In 1919, the year of Cornish’s birth , there were a million miners in Great Britain. Almost a quarter of them , some 223,000, worked in the North east of England. The landscape was dominated by mining and the Dean and Chapter Colliery employed 2,135 men working underground and 538 above ground working three pits extracting coal from five different seams. Three thousand tons of coal were produced every day with only a third of it machine mined and the rest hand hewn. During the lifetime of Dean and Chapter Colliery there were 177 fatalities and the pit was known locally as ‘the Butcher’s Shop.’ Cornish worked for most of his 30 years as a miner, underground, and it is hardly surprising that the impact of this experience was to shape and influence his perception of the life and times around him.
His record of the journey to work and working underground is captured in so many variations of the mining themes synonymous with one aspect of his broad range of subject matter.
In his own words: “Suddenly, the man comes to a telegraph pole, it leans menacingly above him. It is an arm holding up many voices, He now also looks like a crucifix, and serves to remind him somehow of the price that man pays for his apprenticeship. Mankind has to suffer many accidents in his quest for technical miracles.”

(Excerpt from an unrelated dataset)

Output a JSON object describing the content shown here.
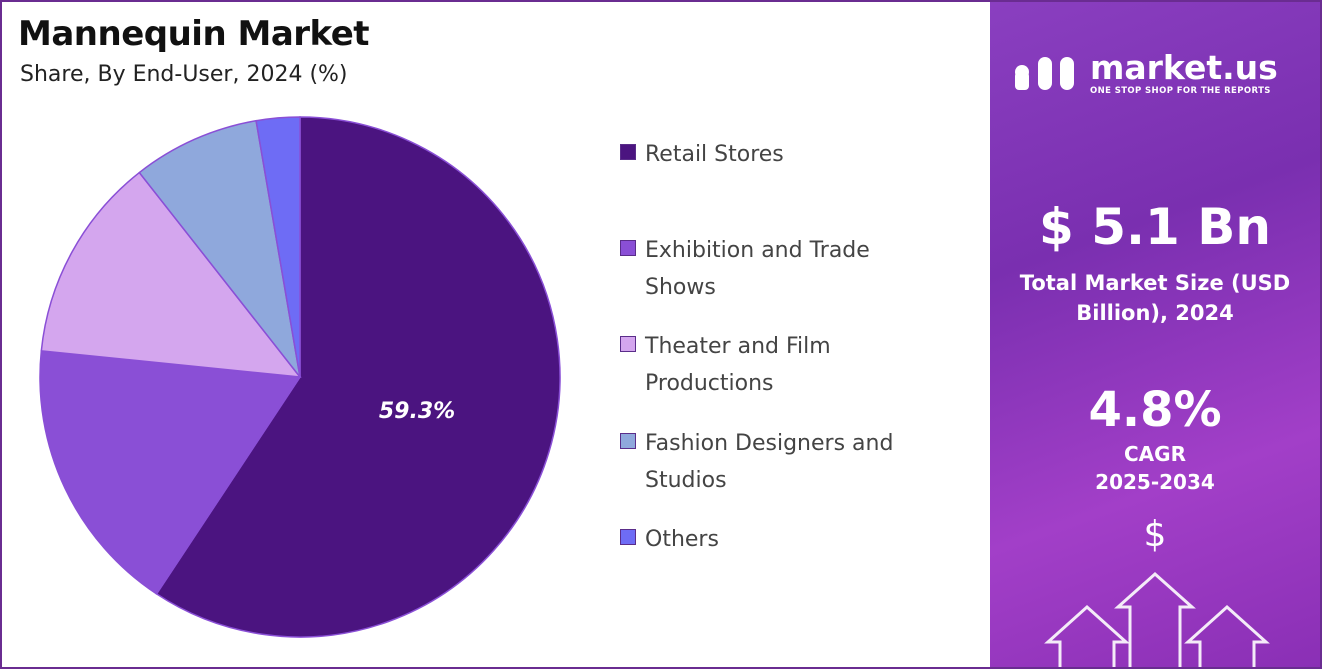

“All of these poles thrusting up at the side of the road –they’re like a series of crosses and sometimes I look at them as I walk along and they’re not telegraph poles anymore- they are crucifixions and on every one of them there’s a miner hanging crucified.”
Cornish’s work has been described as genre painting, social realism and impressionist, with expressionist tendencies, but the labels become irrelevant when there is honesty and emotion in his depiction of everyday life in mining communities. There are also examples of symbolism where his feelings about the experience of miners are represented by his depiction of a crucifixion, as his emotions evolved from his shared experiences of being ‘treated like slaves,’ and ‘spoken to like convicts.’ His depiction of a crucifixion was quickly drawn and coloured onto a ripped sheet of the Radio Times (1960), probably during a period of high emotion, mental anguish and deep frustration.
Throughout the centenary year, an interesting range of themed exhibitions is planned in order to commemorate Norman’s life and to celebrate his work.